A iniciativa, que teve lugar na Buvete do Balneário Termal, contou com as presenças de Nuno Vaz, Presidente da Câmara Municipal, Maria José Alves, investigadora do Laboratório Colaborativo AquaValor, Rosa Ribeiro, Médica Hidrologista, Ana Bravo, Nutricionista e embaixadora das Termas.
O encontro promoveu uma reflexão sobre o papel da investigação e da inovação na valorização dos recursos endógenos, reforçando o posicionamento das Termas de Chaves como espaço de partilha, conhecimento e desenvolvimento científico.

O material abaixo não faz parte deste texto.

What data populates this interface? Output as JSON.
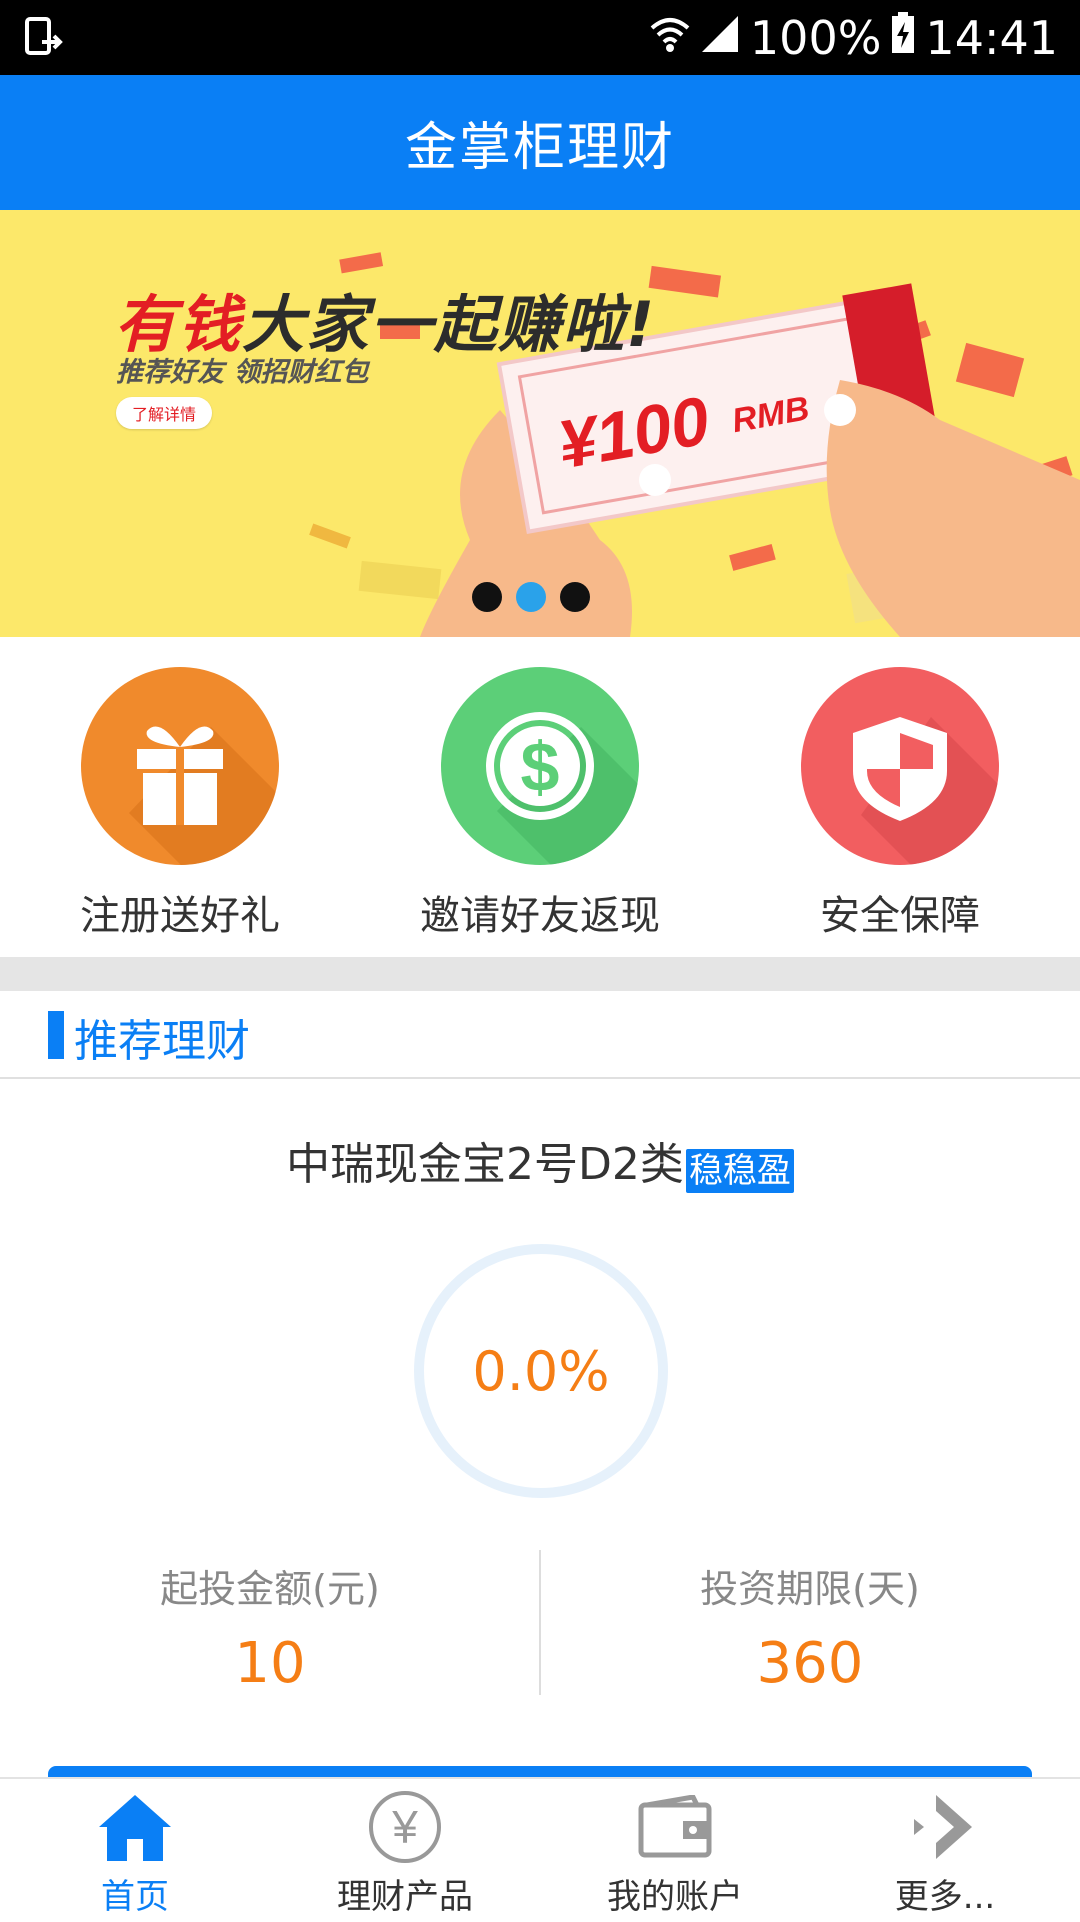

Este foi também o momento escolhido para a apresentação de mais dois novos produtos dermocosméticos, formulados com água termal e desenvolvidos no âmbito do Projeto Piloto Inovador “Therm4Skin: Bem-Estar sem Pausa”, financiado pela Fundação “la Caixa”.
Os produtos— uma água micelar e um spray capilar — contêm 80% de água termal na sua composição, enriquecida com extratos de malva e pepino, com um índice de naturalidade acima dos 90%. Criados para responder às necessidades específicas da pele e do cabelo em fases de alteração hormonal, estes produtos vêm complementar a gama já existente, reforçando a aposta na valorização cosmética e científica deste recurso natural.
O autarca flaviense, na sua intervenção, evidenciou o papel da Água Termal como elemento distintivo da identidade local e motor de desenvolvimento da região. Reforçou a importância deste recurso como “um património que nos distingue e que contribui para o crescimento económico e científico do concelho”. Sublinhou, ainda, a relevância de fortalecer as parcerias científicas e de continuar a investir na valorização dos recursos naturais.
Este é um caminho que ganha expressão através de projetos como o Therm4Skin, liderado pela GEMC - Gestão de Equipamentos do Município e desenvolvido em parceria com o Laboratório Colaborativo AquaValor e o Centro de Biotecnologia e Química Fina da Universidade Católica Portuguesa.